I believe that this problem has been resolved.
I am sorry but the problem is not solved, at least for stable/13 (abd116de1d4). Today one of my server for two hours was not able to serve any www page. I had an open ssh connection and was able to call 'sync'. After that everything returns to normal behavior. When the server was not able to respond to www requests I saw that 'systat -vmstat 1' reports 100% activity for two disks (mirror/gm0s1a). Now I am changing soft updated journaling to only soft updates.

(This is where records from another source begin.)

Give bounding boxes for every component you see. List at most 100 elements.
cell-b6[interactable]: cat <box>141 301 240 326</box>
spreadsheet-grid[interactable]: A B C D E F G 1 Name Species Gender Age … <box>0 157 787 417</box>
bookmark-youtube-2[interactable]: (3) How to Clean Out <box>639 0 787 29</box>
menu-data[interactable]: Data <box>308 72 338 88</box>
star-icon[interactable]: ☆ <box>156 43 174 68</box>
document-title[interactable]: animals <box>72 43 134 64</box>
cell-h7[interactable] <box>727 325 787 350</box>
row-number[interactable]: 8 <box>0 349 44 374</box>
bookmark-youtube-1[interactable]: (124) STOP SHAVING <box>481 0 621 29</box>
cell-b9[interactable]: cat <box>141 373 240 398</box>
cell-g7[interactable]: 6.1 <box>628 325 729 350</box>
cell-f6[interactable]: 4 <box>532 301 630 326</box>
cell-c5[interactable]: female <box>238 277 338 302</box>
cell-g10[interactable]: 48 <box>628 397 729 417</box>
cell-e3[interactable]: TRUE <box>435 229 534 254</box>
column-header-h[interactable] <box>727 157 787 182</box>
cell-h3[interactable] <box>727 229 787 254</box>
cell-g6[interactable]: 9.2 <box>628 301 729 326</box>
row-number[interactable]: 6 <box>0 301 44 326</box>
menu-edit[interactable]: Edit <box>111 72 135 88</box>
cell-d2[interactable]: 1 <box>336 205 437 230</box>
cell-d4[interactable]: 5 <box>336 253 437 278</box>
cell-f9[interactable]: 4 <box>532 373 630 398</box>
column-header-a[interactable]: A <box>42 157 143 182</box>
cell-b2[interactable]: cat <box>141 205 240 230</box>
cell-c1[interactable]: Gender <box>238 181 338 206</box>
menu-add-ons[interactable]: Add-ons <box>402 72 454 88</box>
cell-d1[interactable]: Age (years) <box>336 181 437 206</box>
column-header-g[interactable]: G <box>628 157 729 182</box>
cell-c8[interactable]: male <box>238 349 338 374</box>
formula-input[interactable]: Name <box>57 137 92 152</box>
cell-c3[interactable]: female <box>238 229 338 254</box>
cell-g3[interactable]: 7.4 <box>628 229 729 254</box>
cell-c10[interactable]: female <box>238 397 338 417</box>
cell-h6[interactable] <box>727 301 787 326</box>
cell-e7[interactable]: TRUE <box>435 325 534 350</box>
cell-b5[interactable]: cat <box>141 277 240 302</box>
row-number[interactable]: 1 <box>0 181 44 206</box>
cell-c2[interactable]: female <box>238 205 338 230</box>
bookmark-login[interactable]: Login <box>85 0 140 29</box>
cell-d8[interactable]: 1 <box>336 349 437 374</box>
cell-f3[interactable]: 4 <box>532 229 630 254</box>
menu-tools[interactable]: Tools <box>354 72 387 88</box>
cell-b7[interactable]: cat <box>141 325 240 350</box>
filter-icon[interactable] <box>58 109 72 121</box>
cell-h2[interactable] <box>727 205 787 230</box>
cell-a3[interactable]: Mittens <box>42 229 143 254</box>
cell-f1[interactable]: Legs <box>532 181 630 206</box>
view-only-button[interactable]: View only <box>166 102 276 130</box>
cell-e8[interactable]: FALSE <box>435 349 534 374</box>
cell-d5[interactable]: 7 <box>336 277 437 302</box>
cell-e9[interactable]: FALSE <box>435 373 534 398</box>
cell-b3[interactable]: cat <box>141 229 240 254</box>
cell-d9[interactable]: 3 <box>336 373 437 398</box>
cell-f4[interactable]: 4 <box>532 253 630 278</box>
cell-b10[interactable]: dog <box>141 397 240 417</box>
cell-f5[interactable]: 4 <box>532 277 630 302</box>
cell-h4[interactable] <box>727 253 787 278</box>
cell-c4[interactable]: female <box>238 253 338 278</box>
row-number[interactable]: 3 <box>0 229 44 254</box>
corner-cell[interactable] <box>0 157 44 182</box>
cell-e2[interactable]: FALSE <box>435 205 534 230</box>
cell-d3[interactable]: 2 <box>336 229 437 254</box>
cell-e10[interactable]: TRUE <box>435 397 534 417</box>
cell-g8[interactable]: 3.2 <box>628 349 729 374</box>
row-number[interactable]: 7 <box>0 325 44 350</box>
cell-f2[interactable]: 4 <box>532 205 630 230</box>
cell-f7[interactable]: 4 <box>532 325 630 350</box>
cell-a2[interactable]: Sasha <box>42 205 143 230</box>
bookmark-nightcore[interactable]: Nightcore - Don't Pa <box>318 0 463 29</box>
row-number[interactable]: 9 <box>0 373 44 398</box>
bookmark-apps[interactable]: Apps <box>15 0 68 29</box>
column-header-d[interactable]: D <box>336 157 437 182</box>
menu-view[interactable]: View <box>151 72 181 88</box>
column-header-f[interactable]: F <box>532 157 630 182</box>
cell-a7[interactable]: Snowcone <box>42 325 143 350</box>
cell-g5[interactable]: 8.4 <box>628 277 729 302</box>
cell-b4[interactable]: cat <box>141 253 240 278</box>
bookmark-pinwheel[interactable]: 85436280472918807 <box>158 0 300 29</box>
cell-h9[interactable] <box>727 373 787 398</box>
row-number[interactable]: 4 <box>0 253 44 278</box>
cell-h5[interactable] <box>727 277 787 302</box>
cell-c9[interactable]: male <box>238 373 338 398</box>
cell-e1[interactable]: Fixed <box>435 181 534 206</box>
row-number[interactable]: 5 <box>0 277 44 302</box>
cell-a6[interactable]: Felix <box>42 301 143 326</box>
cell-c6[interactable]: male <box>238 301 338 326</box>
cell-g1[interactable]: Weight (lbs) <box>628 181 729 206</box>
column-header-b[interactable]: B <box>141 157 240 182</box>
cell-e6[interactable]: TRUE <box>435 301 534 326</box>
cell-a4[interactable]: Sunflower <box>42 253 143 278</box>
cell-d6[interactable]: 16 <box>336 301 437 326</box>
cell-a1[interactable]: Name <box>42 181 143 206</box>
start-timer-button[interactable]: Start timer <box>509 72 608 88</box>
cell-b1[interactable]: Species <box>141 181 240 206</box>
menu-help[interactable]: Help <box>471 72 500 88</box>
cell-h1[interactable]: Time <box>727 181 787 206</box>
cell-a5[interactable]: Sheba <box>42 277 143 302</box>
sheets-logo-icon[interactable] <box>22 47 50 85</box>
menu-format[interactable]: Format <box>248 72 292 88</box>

This happened to me too after upgrade to 13-RELEASE. Mostly mv and rm processes stuck at biowr state. After 'sync' everything returns normal. FreeBSD 13.0-RELEASE-p3 #0: Tue Jun 29 19:46:20 UTC 2021 root@amd64-builder.daemonology.net:/usr/obj/usr/src/amd64.amd64/sys/GENERIC amd64
(In reply to Tomasz Sowa from comment #20) (In reply to ATAG from comment #21) The fix for this problem was MFC'ed to stable/13 on Wed Jul 7 13:50:44 2021 in commit d36505493d2a876b37da0c7850ef906b1f32df08. You need to run a kernel compiled from stable/13 sources on or after this date to get the needed fix.